Israel Hayom columnist Haim Shine, apparently not a fan of dialectics, has a message for Herzog and his insidious attempts to undermine Netanyahu with his darn opposing him all the time: You lost, go home.

“If the Israeli public was interested in seeing Herzog as their head, it would have given him more mandates,” he writes, before slamming the opposition’s attempts to oppose Netanyahu even before the elections were called late last year. “In professional language, the planned procedure by Herzog and his partners was a ‘putsch.’ The move, which was secret and led to elections, has come into the light where everyone can see it.”

Haaretz sees in the hubbub over the formation of the government the chance to speak out against a little-mentioned enterprise: The World Zionist Organization’s Settlement Division, which was given to Jewish Home control along with a nice NIS 50 million nest egg under the coalition deal.

“These coalition agreements are full of injustices and distortions, including the wholesale distribution of social and financial assets needed to assure a sustainable future to cobble together a coalition. But the Settlement Division clause is particularly problematic; not only is it not legally legitimate, it is also immoral because it is a tool for expanding and perpetuating the occupation,” the paper writes in its lead editorial.

While Netanyahu and his coalition buddies are facing their first major test, students in Israel are not getting the chance to face other important tests, because the exams keep getting leaked.
Yedioth reports that the leaking of the English high school matriculation exam, discovered Monday, is the fifth instance of a state test getting into the wrong hands in 2015 alone, and officials are ready to put somebody in detention over the incessant screw-ups.

“This is a farce,” the paper quotes Ramat Gan Mayor Yisrael Zinger, who also heads the education committee for the umbrella body of local governments. “This is the fifth time that a matriculation exam has been leaked in the last half year. It’s time to realize that something isn’t working in the guarding of the tests.”

Just say no ( to Obama)

In Israel Hayom, Boaz Bismuth takes some solace in the fact that Gulf states are abandoning US President Barack Obama in the wake of the Iran nuclear pact, after several leaders canceled trips to Camp David for a summit with the leader of the free world.

“Though in Riyadh they are broadcasting business as usual, Gulf commentators are flooding news outlets with praise for their leaders for keeping their dignity and not rushing to the summit planned by the American president who chose to look for American interests in Iran,” he writes.

Some solace, though, doesn’t mean there’s not still room for a kvetch.

“So what’s in store for us,” Bismuth continues. “The Gulf states will demand to upgrade their security and demand a balance-breaking weapon. At the end of the day, nobody will happy, except for Tehran.”
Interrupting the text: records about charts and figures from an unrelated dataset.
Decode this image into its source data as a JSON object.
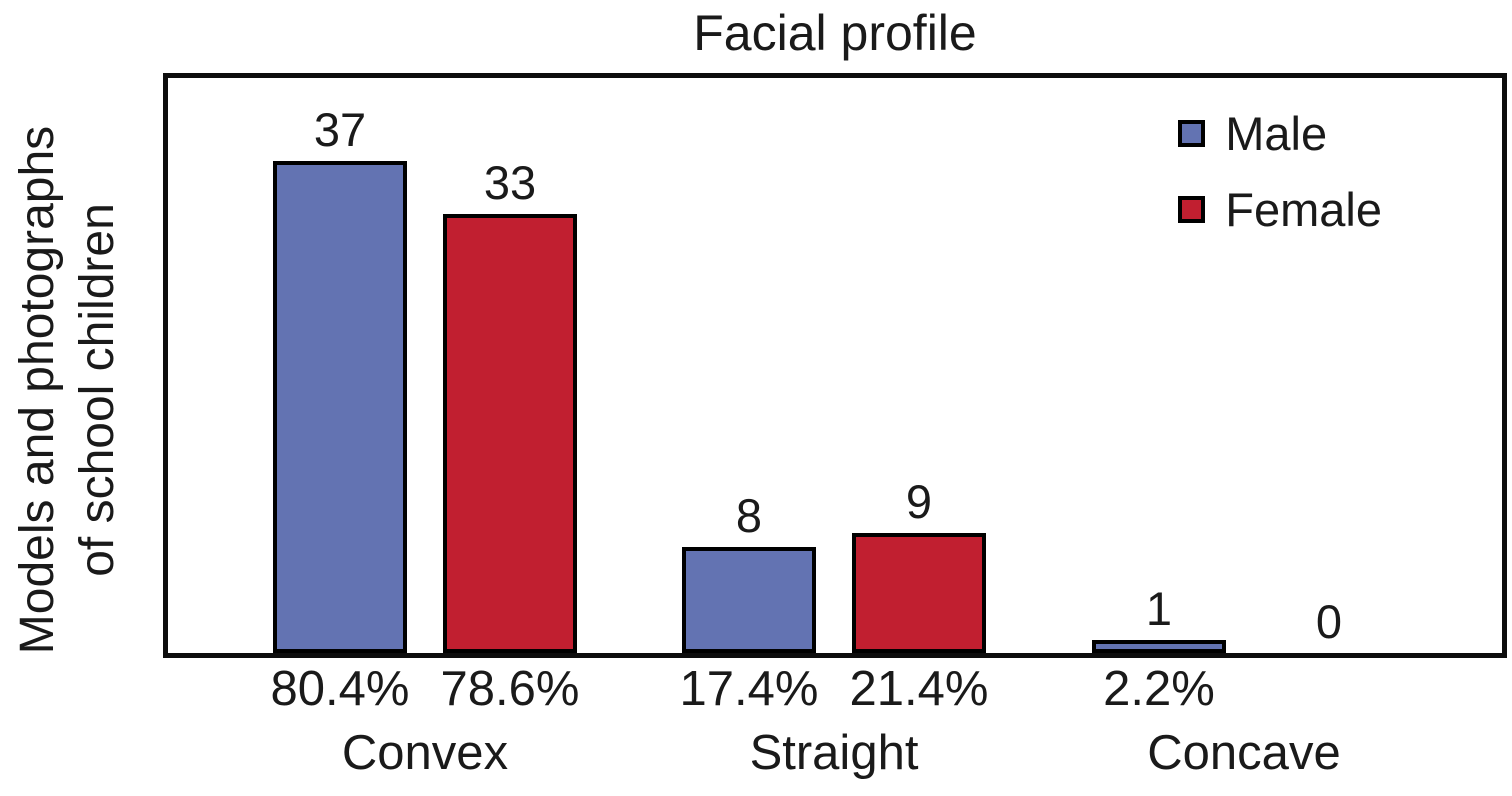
{
  "chart_data": {
    "type": "bar",
    "title": "Facial profile",
    "ylabel_line1": "Models and photographs",
    "ylabel_line2": "of school children",
    "categories": [
      "Convex",
      "Straight",
      "Concave"
    ],
    "series": [
      {
        "name": "Male",
        "color": "#6373B2",
        "values": [
          37,
          8,
          1
        ],
        "percent_labels": [
          "80.4%",
          "17.4%",
          "2.2%"
        ]
      },
      {
        "name": "Female",
        "color": "#C11F30",
        "values": [
          33,
          9,
          0
        ],
        "percent_labels": [
          "78.6%",
          "21.4%",
          ""
        ]
      }
    ],
    "legend": {
      "position": "top-right-inside",
      "entries": [
        "Male",
        "Female"
      ]
    },
    "ylim": [
      0,
      44
    ],
    "grid": false,
    "axis_box": true
  }
}
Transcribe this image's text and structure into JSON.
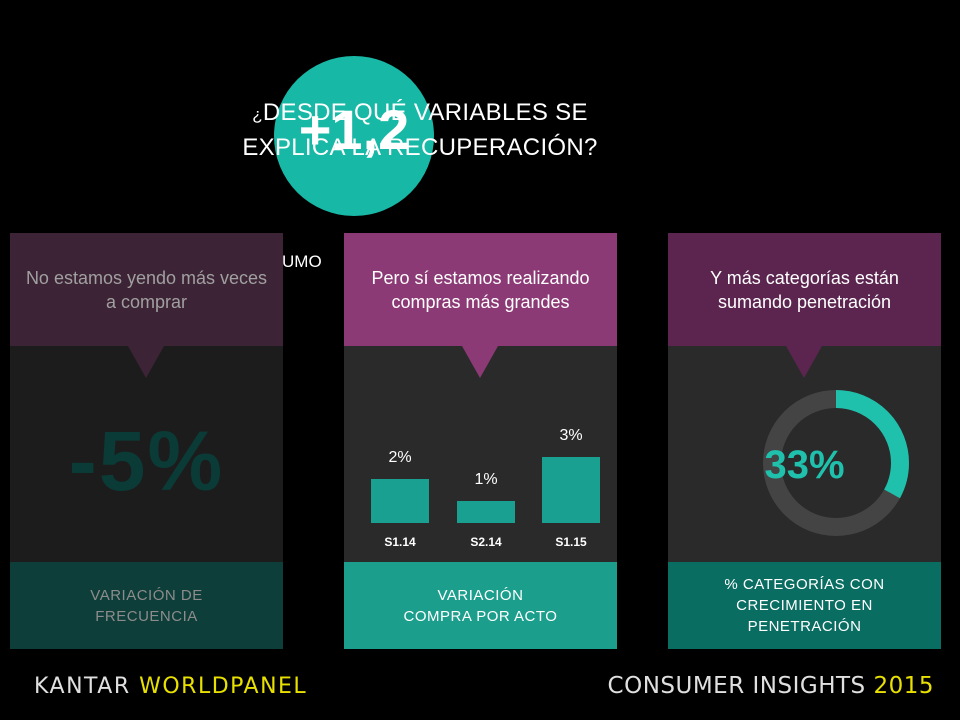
{
  "badge": {
    "value": "+1,2"
  },
  "title": {
    "prefix": "¿",
    "line1": "DESDE QUÉ VARIABLES SE",
    "line2": "EXPLICA LA RECUPERACIÓN?"
  },
  "hidden_word": "UMO",
  "panels": [
    {
      "header": "No estamos yendo más veces a comprar",
      "value": "-5%",
      "footer_line1": "VARIACIÓN DE",
      "footer_line2": "FRECUENCIA"
    },
    {
      "header": "Pero sí estamos realizando compras más grandes",
      "footer_line1": "VARIACIÓN",
      "footer_line2": "COMPRA POR ACTO"
    },
    {
      "header": "Y más categorías están sumando penetración",
      "value": "33%",
      "footer_line1": "% CATEGORÍAS CON",
      "footer_line2": "CRECIMIENTO EN",
      "footer_line3": "PENETRACIÓN"
    }
  ],
  "chart_data": {
    "type": "bar",
    "categories": [
      "S1.14",
      "S2.14",
      "S1.15"
    ],
    "values": [
      2,
      1,
      3
    ],
    "value_labels": [
      "2%",
      "1%",
      "3%"
    ],
    "ylim": [
      0,
      3
    ]
  },
  "donut": {
    "percent": 33,
    "color": "#1fc1ad",
    "track_color": "#444444"
  },
  "footer": {
    "brand_left_a": "KANTAR ",
    "brand_left_b": "WORLDPANEL",
    "brand_right_a": "CONSUMER INSIGHTS ",
    "brand_right_b": "2015"
  },
  "colors": {
    "teal": "#18b8a6",
    "magenta": "#8c3a75",
    "plum": "#5b2550"
  }
}
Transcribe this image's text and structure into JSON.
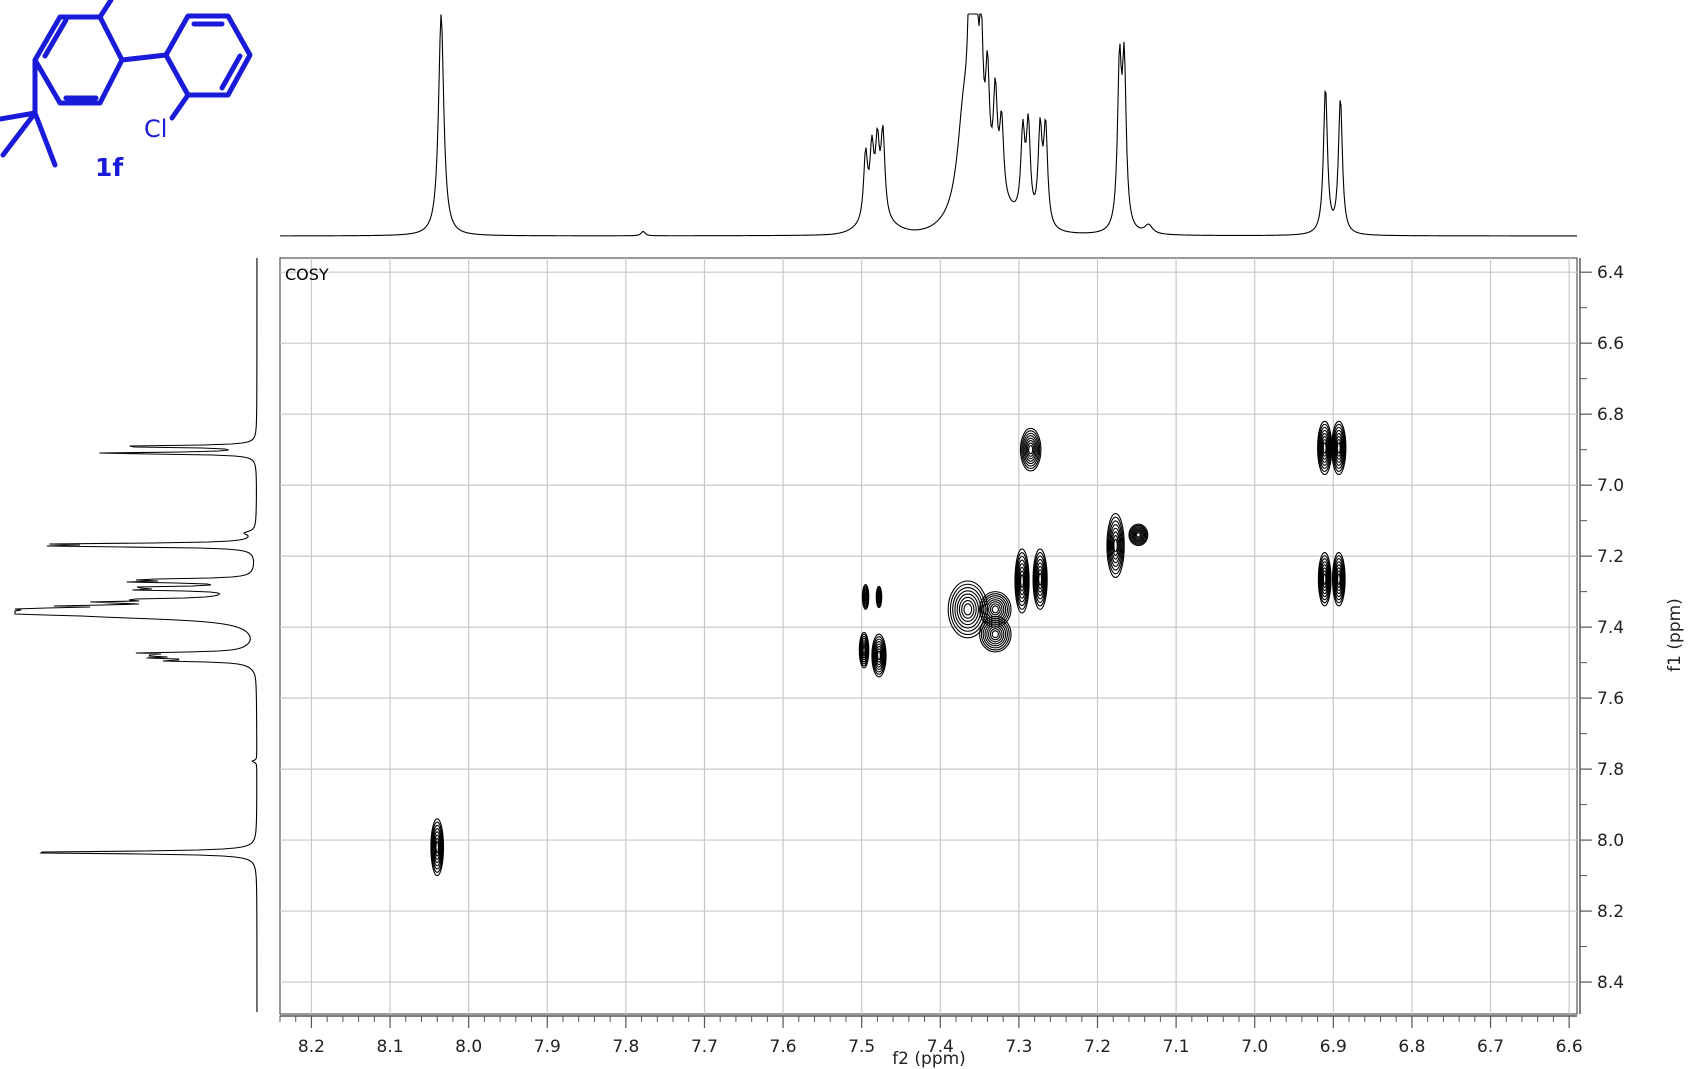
{
  "chart_data": {
    "type": "contour",
    "panel_label": "COSY",
    "xlabel": "f2 (ppm)",
    "ylabel": "f1 (ppm)",
    "xlim": [
      8.24,
      6.59
    ],
    "ylim": [
      6.36,
      8.49
    ],
    "x_reversed": true,
    "y_reversed": true,
    "grid": true,
    "x_ticks": [
      8.2,
      8.1,
      8.0,
      7.9,
      7.8,
      7.7,
      7.6,
      7.5,
      7.4,
      7.3,
      7.2,
      7.1,
      7.0,
      6.9,
      6.8,
      6.7,
      6.6
    ],
    "y_ticks": [
      6.4,
      6.6,
      6.8,
      7.0,
      7.2,
      7.4,
      7.6,
      7.8,
      8.0,
      8.2,
      8.4
    ],
    "projection_peaks": [
      {
        "ppm": 8.035,
        "height": 1.0,
        "width": 0.004
      },
      {
        "ppm": 7.778,
        "height": 0.02,
        "width": 0.003
      },
      {
        "ppm": 7.495,
        "height": 0.3,
        "width": 0.003
      },
      {
        "ppm": 7.487,
        "height": 0.3,
        "width": 0.003
      },
      {
        "ppm": 7.48,
        "height": 0.32,
        "width": 0.003
      },
      {
        "ppm": 7.473,
        "height": 0.38,
        "width": 0.003
      },
      {
        "ppm": 7.37,
        "height": 0.45,
        "width": 0.01
      },
      {
        "ppm": 7.362,
        "height": 0.82,
        "width": 0.003
      },
      {
        "ppm": 7.355,
        "height": 0.88,
        "width": 0.003
      },
      {
        "ppm": 7.348,
        "height": 0.62,
        "width": 0.003
      },
      {
        "ppm": 7.34,
        "height": 0.5,
        "width": 0.003
      },
      {
        "ppm": 7.33,
        "height": 0.45,
        "width": 0.003
      },
      {
        "ppm": 7.322,
        "height": 0.35,
        "width": 0.003
      },
      {
        "ppm": 7.295,
        "height": 0.38,
        "width": 0.003
      },
      {
        "ppm": 7.288,
        "height": 0.42,
        "width": 0.003
      },
      {
        "ppm": 7.273,
        "height": 0.42,
        "width": 0.003
      },
      {
        "ppm": 7.266,
        "height": 0.44,
        "width": 0.003
      },
      {
        "ppm": 7.172,
        "height": 0.72,
        "width": 0.003
      },
      {
        "ppm": 7.166,
        "height": 0.72,
        "width": 0.003
      },
      {
        "ppm": 7.135,
        "height": 0.04,
        "width": 0.006
      },
      {
        "ppm": 6.91,
        "height": 0.66,
        "width": 0.003
      },
      {
        "ppm": 6.891,
        "height": 0.61,
        "width": 0.003
      }
    ],
    "cross_peaks": [
      {
        "f2": 8.04,
        "f1": 8.02,
        "rx": 0.008,
        "ry": 0.08
      },
      {
        "f2": 7.285,
        "f1": 6.9,
        "rx": 0.013,
        "ry": 0.06
      },
      {
        "f2": 6.911,
        "f1": 6.895,
        "rx": 0.009,
        "ry": 0.075
      },
      {
        "f2": 6.893,
        "f1": 6.895,
        "rx": 0.009,
        "ry": 0.075
      },
      {
        "f2": 7.177,
        "f1": 7.17,
        "rx": 0.011,
        "ry": 0.09
      },
      {
        "f2": 7.148,
        "f1": 7.14,
        "rx": 0.012,
        "ry": 0.03
      },
      {
        "f2": 6.911,
        "f1": 7.265,
        "rx": 0.008,
        "ry": 0.075
      },
      {
        "f2": 6.893,
        "f1": 7.265,
        "rx": 0.008,
        "ry": 0.075
      },
      {
        "f2": 7.296,
        "f1": 7.27,
        "rx": 0.009,
        "ry": 0.09
      },
      {
        "f2": 7.273,
        "f1": 7.265,
        "rx": 0.009,
        "ry": 0.085
      },
      {
        "f2": 7.365,
        "f1": 7.35,
        "rx": 0.025,
        "ry": 0.08
      },
      {
        "f2": 7.33,
        "f1": 7.35,
        "rx": 0.02,
        "ry": 0.05
      },
      {
        "f2": 7.33,
        "f1": 7.42,
        "rx": 0.02,
        "ry": 0.05
      },
      {
        "f2": 7.495,
        "f1": 7.315,
        "rx": 0.004,
        "ry": 0.035
      },
      {
        "f2": 7.478,
        "f1": 7.315,
        "rx": 0.0035,
        "ry": 0.03
      },
      {
        "f2": 7.497,
        "f1": 7.465,
        "rx": 0.006,
        "ry": 0.05
      },
      {
        "f2": 7.478,
        "f1": 7.48,
        "rx": 0.009,
        "ry": 0.06
      }
    ]
  },
  "molecule": {
    "cl_label": "Cl",
    "compound_label": "1f",
    "color": "#1a1ad9"
  },
  "colors": {
    "axis": "#555555",
    "grid": "#c8c8c8",
    "contour": "#000000",
    "spectrum": "#000000"
  }
}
For a real friend, it seems, Israelis turned Monday to Berlin, which would never do anything bad to Jews. The marking of 50 years of ties is celebrated with festive stories and spreads in all three major papers.

In Haaretz, Ofer Aderet takes a look back at the relationship between the countries, and notes that in the course of time, the ties have become less and less freighted with the bitterness of history.

“In addition to diplomatic, economic and defense relations, the story of 50 years of relations between Israel and Germany is also the story of the average citizens on both sides,” he writes. “In the 1960s, many Israelis boycotted German goods. But this unofficial boycott has died out over the years. Fifty years later, the barrier to most Israelis owning a Mercedes, BMW or Audi is no longer moral or historic, but economic. If once brands tried to hide their German origin, now it is usually considered a sign of quality and advanced technology.”